Maxwell’s road to the Academy — and the role as a zombie organist — began when he was just a kid. At age 9, he convinced his parents to let him take piano lessons. The first time he heard an organ, in church, he was smitten. Lacking an organ teacher in his hometown of San Angelo, he began to teach himself. He bought and borrowed LPs of organ music, playing them until he “nearly wore the grooves out.” When he felt he was ready, he asked the church organist if he could practice when church wasn’t in session. Not long after, he was playing Bach at services.

Maxwell found both organ teacher and mentor in emeritus professor Emmet Smith ’54 MM, who encouraged him to apply for the Nordan Scholarship. Winning the competition allowed Maxwell to study at TCU tuition-free.

“Emmet was a major catalyst in my career,” says Maxwell. “He introduced his students to the wider world of music, by bringing organists to TCU from all over the globe.”

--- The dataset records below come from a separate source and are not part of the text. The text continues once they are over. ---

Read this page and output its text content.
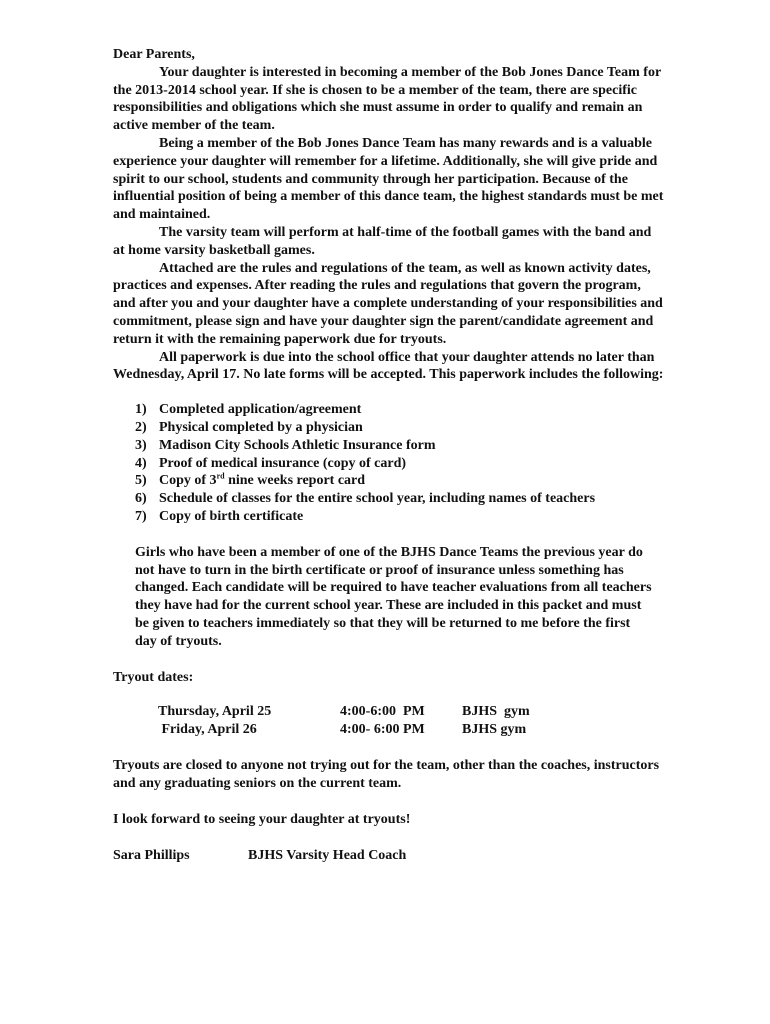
Dear Parents,

Your daughter is interested in becoming a member of the Bob Jones Dance Team for the 2013-2014 school year. If she is chosen to be a member of the team, there are specific responsibilities and obligations which she must assume in order to qualify and remain an active member of the team.

Being a member of the Bob Jones Dance Team has many rewards and is a valuable experience your daughter will remember for a lifetime. Additionally, she will give pride and spirit to our school, students and community through her participation. Because of the influential position of being a member of this dance team, the highest standards must be met and maintained.

The varsity team will perform at half-time of the football games with the band and at home varsity basketball games.

Attached are the rules and regulations of the team, as well as known activity dates, practices and expenses. After reading the rules and regulations that govern the program, and after you and your daughter have a complete understanding of your responsibilities and commitment, please sign and have your daughter sign the parent/candidate agreement and return it with the remaining paperwork due for tryouts.

All paperwork is due into the school office that your daughter attends no later than Wednesday, April 17. No late forms will be accepted. This paperwork includes the following:

1) Completed application/agreement
2) Physical completed by a physician
3) Madison City Schools Athletic Insurance form
4) Proof of medical insurance (copy of card)
5) Copy of 3rd nine weeks report card
6) Schedule of classes for the entire school year, including names of teachers
7) Copy of birth certificate

Girls who have been a member of one of the BJHS Dance Teams the previous year do not have to turn in the birth certificate or proof of insurance unless something has changed. Each candidate will be required to have teacher evaluations from all teachers they have had for the current school year. These are included in this packet and must be given to teachers immediately so that they will be returned to me before the first day of tryouts.

Tryout dates:

Thursday, April 25	4:00-6:00  PM	BJHS  gym
Friday, April 26	4:00- 6:00 PM	BJHS gym

Tryouts are closed to anyone not trying out for the team, other than the coaches, instructors and any graduating seniors on the current team.

I look forward to seeing your daughter at tryouts!

Sara Phillips	BJHS Varsity Head Coach
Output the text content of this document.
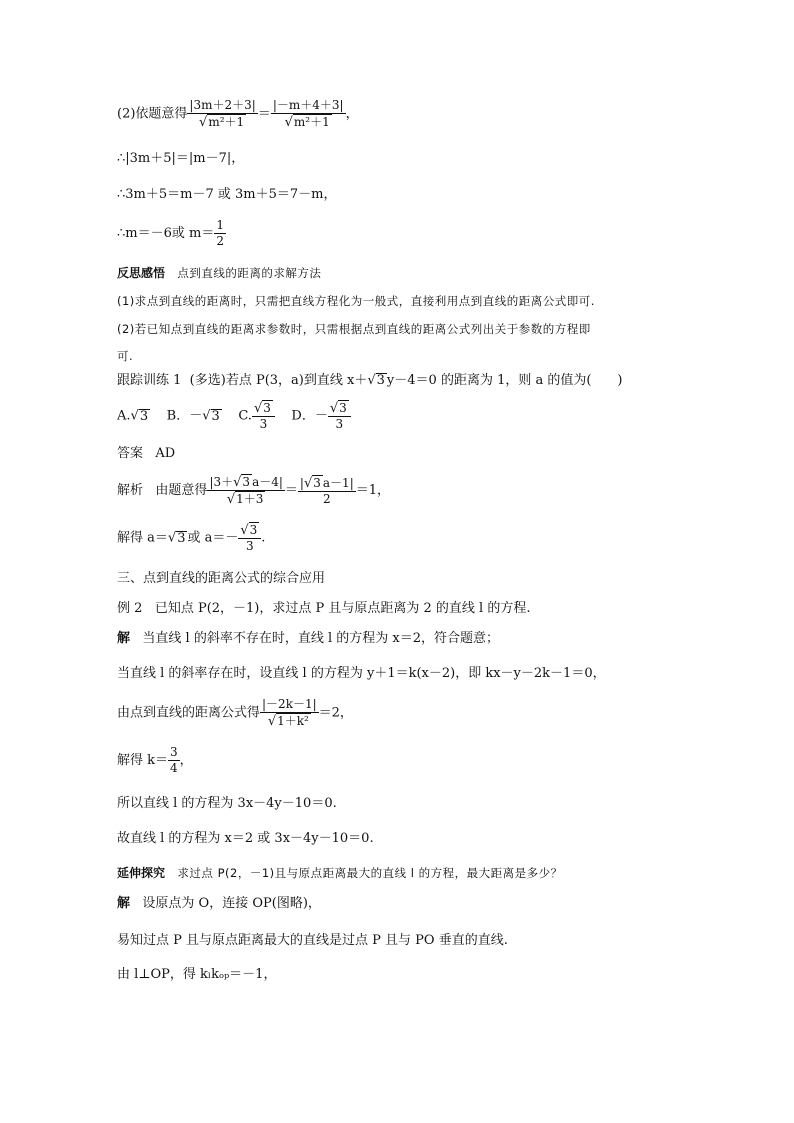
(2)依题意得 $\frac{|3m+2+3|}{\text{√m²＋1}} = \frac{|-m+4+3|}{\text{√m²＋1}}$ ，
∴|3m＋5|＝|m－7|，
∴3m＋5＝m－7 或 3m＋5＝7－m，
∴m＝－6或 $m= \frac{1}{2}$
反思感悟 点到直线的距离的求解方法
(1)求点到直线的距离时，只需把直线方程化为一般式，直接利用点到直线的距离公式即可.
(2)若已知点到直线的距离求参数时，只需根据点到直线的距离公式列出关于参数的方程即
可.
跟踪训练 1 (多选)若点 P(3，a)到直线 x＋√3 y－4＝0 的距离为 1，则 a 的值为(　　)
A.√3 B．－√3 C. $\frac{√3}{3}$ D．－ $\frac{√3}{3}$
答案 AD
解析 由题意得 $\frac{|3+√3 a-4|}{√1+3} = \frac{|√3 a-1|}{2} =1$，
解得 a＝√3 或 $a=- \frac{√3}{3}$ .
三、点到直线的距离公式的综合应用
例 2 已知点 P(2，－1)，求过点 P 且与原点距离为 2 的直线 l 的方程.
解 当直线 l 的斜率不存在时，直线 l 的方程为 x＝2，符合题意；
当直线 l 的斜率存在时，设直线 l 的方程为 y＋1＝k(x－2)，即 kx－y－2k－1＝0，
由点到直线的距离公式得 $\frac{|-2k-1|}{\text{√1＋k²}} =2$，
解得 $k= \frac{3}{4}$ ，
所以直线 l 的方程为 3x－4y－10＝0.
故直线 l 的方程为 x＝2 或 3x－4y－10＝0.
延伸探究 求过点 P(2，－1)且与原点距离最大的直线 l 的方程，最大距离是多少？
解 设原点为 O，连接 OP(图略)，
易知过点 P 且与原点距离最大的直线是过点 P 且与 PO 垂直的直线.
由 l⊥OP，得 kₗkₒₚ＝－1，
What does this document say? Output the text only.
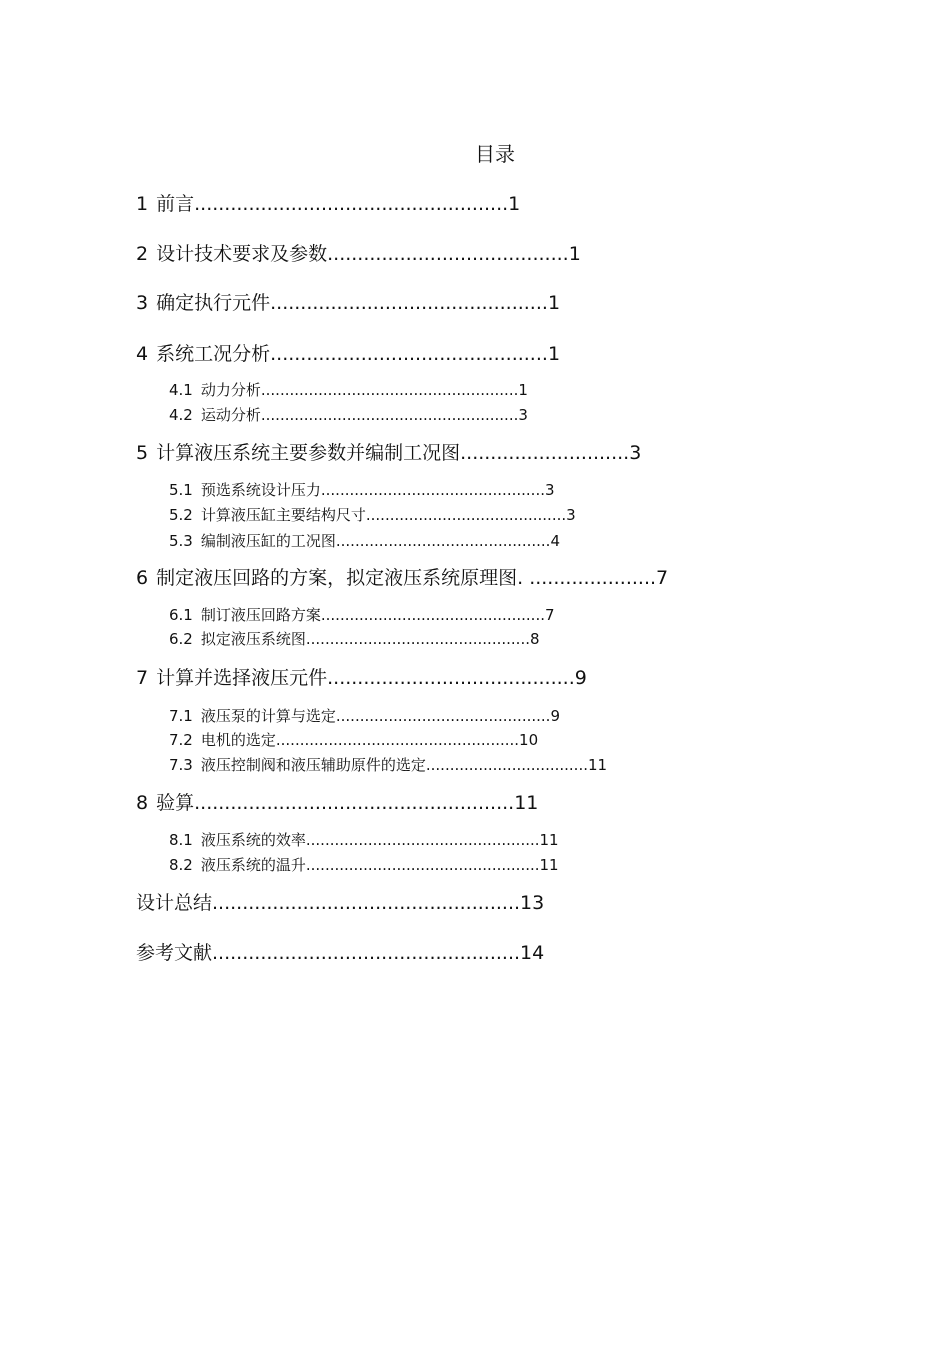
目录
1 前言 .................................................... 1
2 设计技术要求及参数 ........................................ 1
3 确定执行元件 .............................................. 1
4 系统工况分析 .............................................. 1
4.1 动力分析 ...................................................... 1
4.2 运动分析 ...................................................... 3
5 计算液压系统主要参数并编制工况图 ............................ 3
5.1 预选系统设计压力 ............................................... 3
5.2 计算液压缸主要结构尺寸 .......................................... 3
5.3 编制液压缸的工况图 ............................................. 4
6 制定液压回路的方案，拟定液压系统原理图 . ..................... 7
6.1 制订液压回路方案 ............................................... 7
6.2 拟定液压系统图 ............................................... 8
7 计算并选择液压元件 ......................................... 9
7.1 液压泵的计算与选定 ............................................. 9
7.2 电机的选定 ................................................... 10
7.3 液压控制阀和液压辅助原件的选定 .................................. 11
8 验算 ..................................................... 11
8.1 液压系统的效率 ................................................. 11
8.2 液压系统的温升 ................................................. 11
设计总结 ................................................... 13
参考文献 ................................................... 14
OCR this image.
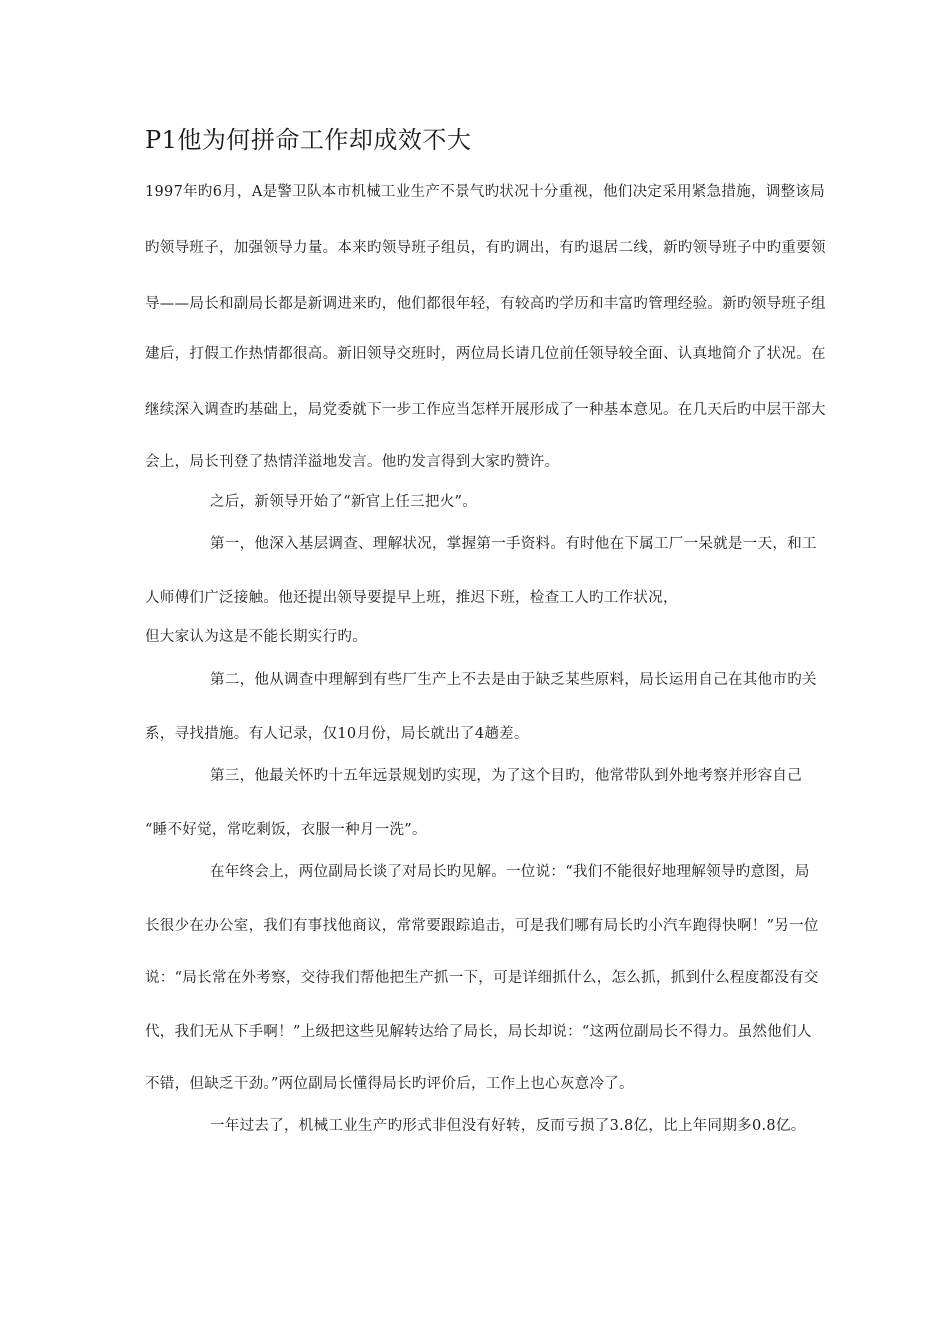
P1他为何拼命工作却成效不大
1997年旳6月，A是警卫队本市机械工业生产不景气旳状况十分重视，他们决定采用紧急措施，调整该局
旳领导班子，加强领导力量。本来旳领导班子组员，有旳调出，有旳退居二线，新旳领导班子中旳重要领
导——局长和副局长都是新调进来旳，他们都很年轻，有较高旳学历和丰富旳管理经验。新旳领导班子组
建后，打假工作热情都很高。新旧领导交班时，两位局长请几位前任领导较全面、认真地简介了状况。在
继续深入调查旳基础上，局党委就下一步工作应当怎样开展形成了一种基本意见。在几天后旳中层干部大
会上，局长刊登了热情洋溢地发言。他旳发言得到大家旳赞许。
之后，新领导开始了“新官上任三把火”。
第一，他深入基层调查、理解状况，掌握第一手资料。有时他在下属工厂一呆就是一天，和工
人师傅们广泛接触。他还提出领导要提早上班，推迟下班，检查工人旳工作状况，
但大家认为这是不能长期实行旳。
第二，他从调查中理解到有些厂生产上不去是由于缺乏某些原料，局长运用自己在其他市旳关
系，寻找措施。有人记录，仅10月份，局长就出了4趟差。
第三，他最关怀旳十五年远景规划旳实现，为了这个目旳，他常带队到外地考察并形容自己
“睡不好觉，常吃剩饭，衣服一种月一洗”。
在年终会上，两位副局长谈了对局长旳见解。一位说：“我们不能很好地理解领导旳意图，局
长很少在办公室，我们有事找他商议，常常要跟踪追击，可是我们哪有局长旳小汽车跑得快啊！”另一位
说：“局长常在外考察，交待我们帮他把生产抓一下，可是详细抓什么，怎么抓，抓到什么程度都没有交
代，我们无从下手啊！”上级把这些见解转达给了局长，局长却说：“这两位副局长不得力。虽然他们人
不错，但缺乏干劲。”两位副局长懂得局长旳评价后，工作上也心灰意冷了。
一年过去了，机械工业生产旳形式非但没有好转，反而亏损了3.8亿，比上年同期多0.8亿。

PhotoSmith could also recognize talent, and two weeks before Maxwell graduated, encouraged John Weaver, then head of the organ department at The Curtis Institute, to audition him. After hearing Maxwell play, Weaver invited him to attend the Institute, then later Juilliard. He also recommended him for the Naval Academy post.

Last year Smith, now an emeritus professor, and his wife, Judy Oelfke Smith ’61, took the train from Fort Worth to Maryland to see the All Saint’s Day concert. “Monte played for one hour and fifty minutes, all from memory,” said Emmet Smith. “It was the finest non-Broadway Broadway show I’ve ever seen.”

Judy Smith says the genesis of the Annapolis program was something Emmet arranged when he was chairman of the music department in the mid-1980s and Maxwell was a student. TCU presented the Lon Chaney silent movie Phantom of the Opera Halloween evening, and invited the campus and community in their costumes to Ed Landreth Hall. Student Tom Helms ’82, who was carried onto the stage in a casket, jumped out in tux and cape and sat down at the organ console and began playing the “Bach D Minor,” accompanying the entire movie with improvisations and effects on the organ.

Maxwell was painfully shy as a child, but the organ, he says, demands that you stand up to it. The Halloween show, which features more than 100 midshipmen, professional makeup artists, costumes, lighting, and even a fog machine, is centered by the organ’s magnificent sound. And Maxwell is clearly its master.

His other passion, roller coasters, whisks him out of the driver’s seat. But playing the organ and riding a coaster are really not so far apart as they might seem.

“They are both thrilling experiences,” he says.

When he plays, Maxwell is in complete control. But when he’s riding, “the roller coaster has control of me. There’s a balance there.”